SAAT, PAT, quèsaco ?

SAAT, PAT, quèsaco ?

Certaines locutions ont parfois, périodiquement, le vent en poupe et c’est le cas actuellement du terme « PAT« , comprendre Projet Alimentaire Territorial. Derrière cet acronyme peu amène se cache un potentiel de développement de nos territoires, recentré sur la sphère alimentaire et les besoins primaires des habitants.

Approche terminologique :

Les circuits courts qualifient une relation commerciale entre le producteur et le consommateur avec un maximum d’un intermédiaire entre les deux. Un SAAT (Système Alimentaire Agricole Territorialisé) englobe les circuits courts et se définit comme l’ensemble de la production/ distribution/ consommation sur un territoire donné dont les limites géographiques sont déterminées par la consommation.

La question de l’alimentation de proximité renvoie de fait à un nombre important d’acteurs comme l’illustre par exemple l’approvisionnement de la restauration collective : producteurs, transformateurs, artisans, élus, gestionnaires, cuisiniers, élèves, enseignants, parents.

Un SAAT peut être mis en projet et traduire alors une vision globale et partagée de l’alimentation, par un ensemble d’acteurs sur un périmètre déterminé mais ouvert et recoupant plusieurs enjeux. Il constitue alors un cadre d’action politique multi-acteurs, à l’échelle d’un territoire. Les initiatives qui découleront de ce cadre d’action peuvent être élaborées par une instance rassemblant l’ensemble des acteurs liées à l’alimentation (parfois baptisé conseil de gouvernance alimentaire) et constituer un projet véritable alors appelé Projet Alimentaire Territorial (PAT).

Le ministère s’est également emparé de la démarche et propose une labellisation des PAT mis en œuvre :

Prévus dans la loi d’avenir pour l’agriculture, l’alimentation et la forêt du 13 octobre 2014 (Art 39), les projets alimentaires territoriaux sont élaborés de manière concertée à l’initiative de l’ensemble des acteurs d’un territoire. Ils s’appuient sur un diagnostic partagé faisant un état des lieux de la production agricole locale et du besoin alimentaire exprimé au niveau d’un bassin de vie ou de consommation, aussi bien en termes de consommation individuelle que de restauration collective.

Projet Alimentaire territorial_ Plaquette du ministère de l’agriculture

Les CIVAM ont affiné leur approche du sujet et reconnaissent le bien-fondé d’un PAT aux enjeux auxquels il répond et à certaines conditions de mise en oeuvre.

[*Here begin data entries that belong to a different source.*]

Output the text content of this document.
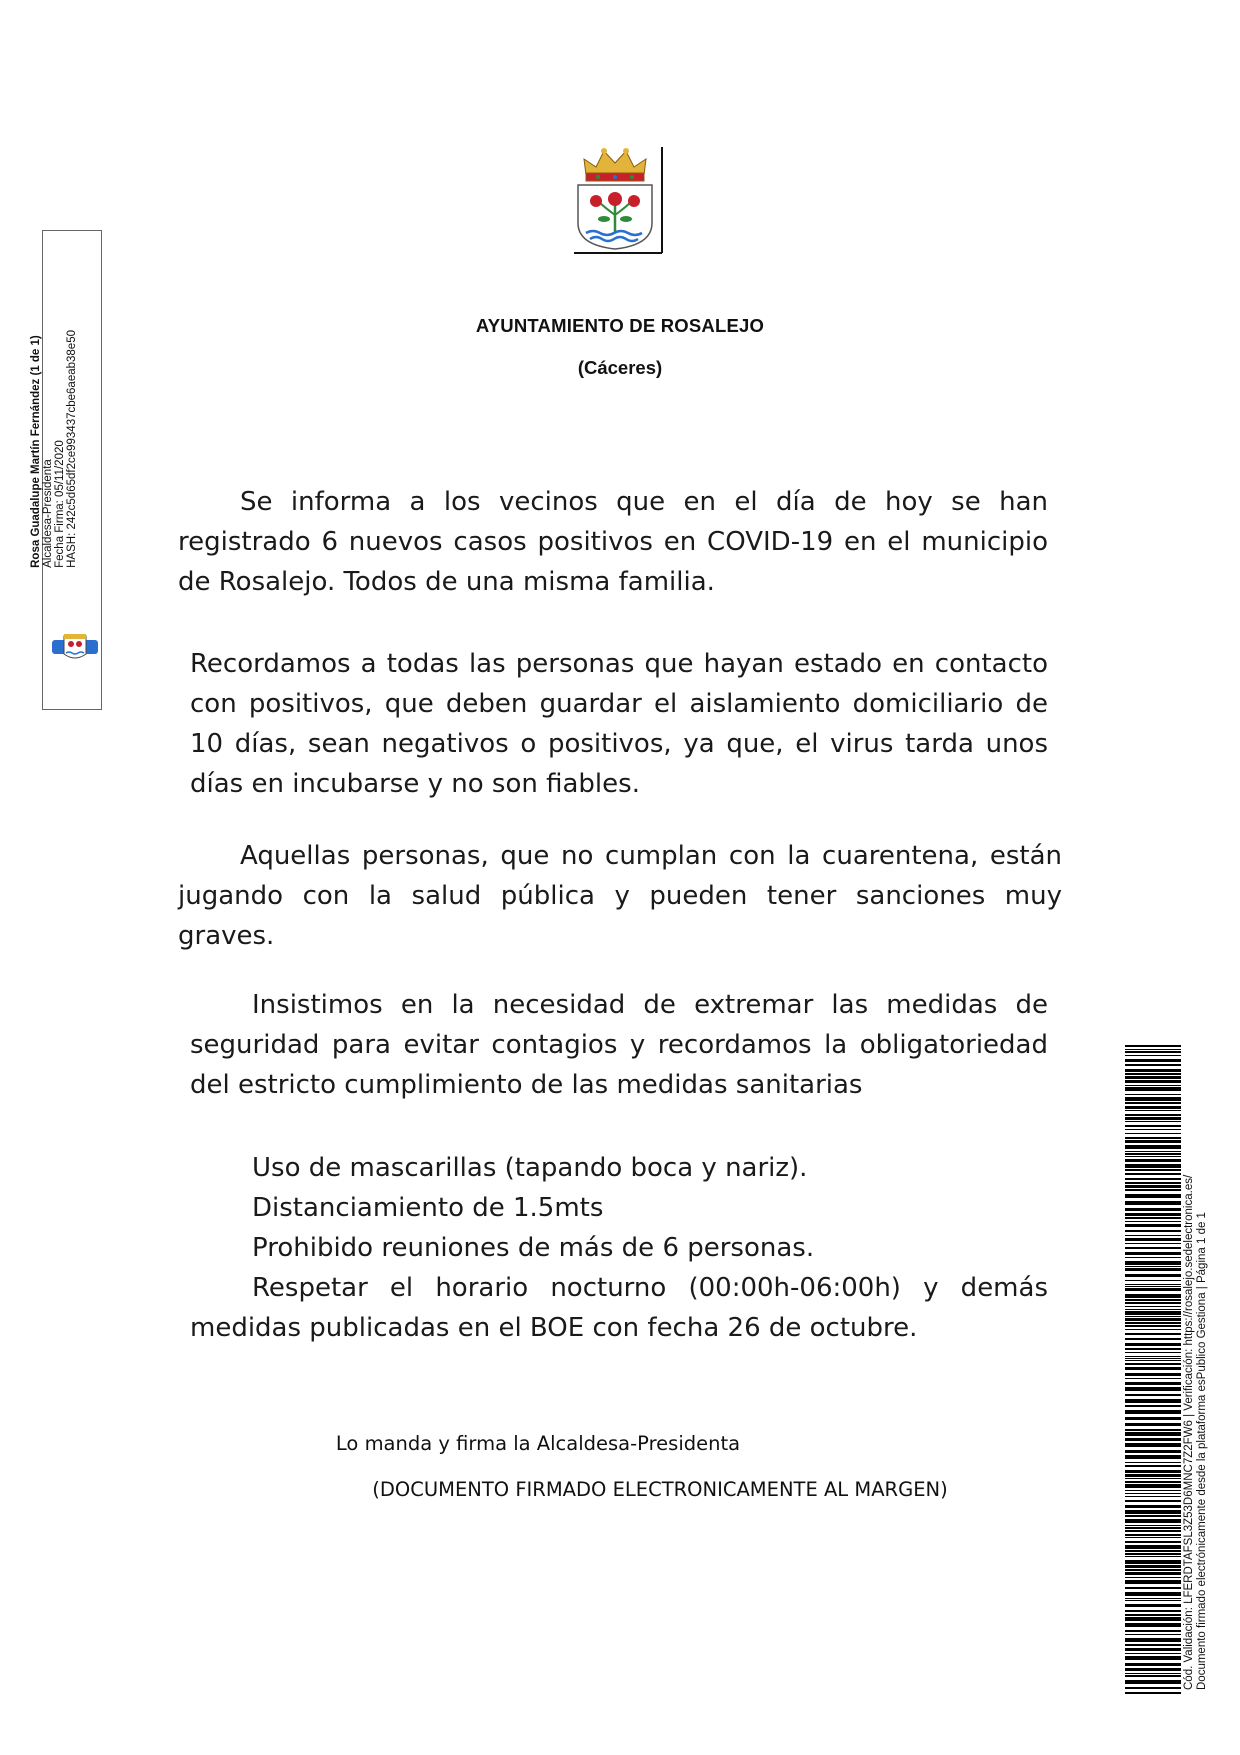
Rosa Guadalupe Martín Fernández (1 de 1) Alcaldesa-Presidenta Fecha Firma: 05/11/2020 HASH: 242c5d65df2ce993437cbe6aeab38e50
AYUNTAMIENTO DE ROSALEJO
(Cáceres)
Se informa a los vecinos que en el día de hoy se han registrado 6 nuevos casos positivos en COVID-19 en el municipio de Rosalejo. Todos de una misma familia.
Recordamos a todas las personas que hayan estado en contacto con positivos, que deben guardar el aislamiento domiciliario de 10 días, sean negativos o positivos, ya que, el virus tarda unos días en incubarse y no son fiables.
Aquellas personas, que no cumplan con la cuarentena, están jugando con la salud pública y pueden tener sanciones muy graves.
Insistimos en la necesidad de extremar las medidas de seguridad para evitar contagios y recordamos la obligatoriedad del estricto cumplimiento de las medidas sanitarias
Uso de mascarillas (tapando boca y nariz).
Distanciamiento de 1.5mts
Prohibido reuniones de más de 6 personas.
Respetar el horario nocturno (00:00h-06:00h) y demás medidas publicadas en el BOE con fecha 26 de octubre.
Lo manda y firma la Alcaldesa-Presidenta
(DOCUMENTO FIRMADO ELECTRONICAMENTE AL MARGEN)	Cód. Validación: LFERDTAFSL3Z53D6MNC7Z2FW6 | Verificación: https://rosalejo.sedelectronica.es/ Documento firmado electrónicamente desde la plataforma esPublico Gestiona | Página 1 de 1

Les enjeux du développement des SAAT pour les territoires ruraux

  • La création d’emplois non-délocalisables
  • La justice sociale et l’égalité vis-à-vis de l’alimentation (santé)
  • La préservation de l’environnement
  • L’aménagement du territoire (par la relocalisation de l’économie alimentaire on assiste à une répartition spatiale différente de la valeur ajoutée, où les territoires ruraux comptent davantage)
  • La liberté en tant que consommateurs d’accéder à une alimentation choisie
  • L’attractivité des territoires

La nécessaire adéquation des modes de production aux enjeux de l’alimentation

Les pratiques agricoles doivent pouvoir répondre aux enjeux évoqués ci-dessus, cela se traduit par une agriculture durable, locale, identifiée au territoire :

  • qui tient compte des situations particulières (exploitation, production)
  • qui contribue autant que possible et dans une perspective évolutive au respect de l’environnement (vers la suppression des pesticides, engrais chimiques et OGM)
  • qui crée de l’emploi et de la valeur ajoutée pour les agriculteurs et transformateurs engagés dans les circuits courts
  • qui valorise des relations de proximité et de transparence entre producteurs et consommateurs
  • permettant un accès au plus grand nombre à des produits de qualité au prix le plus juste.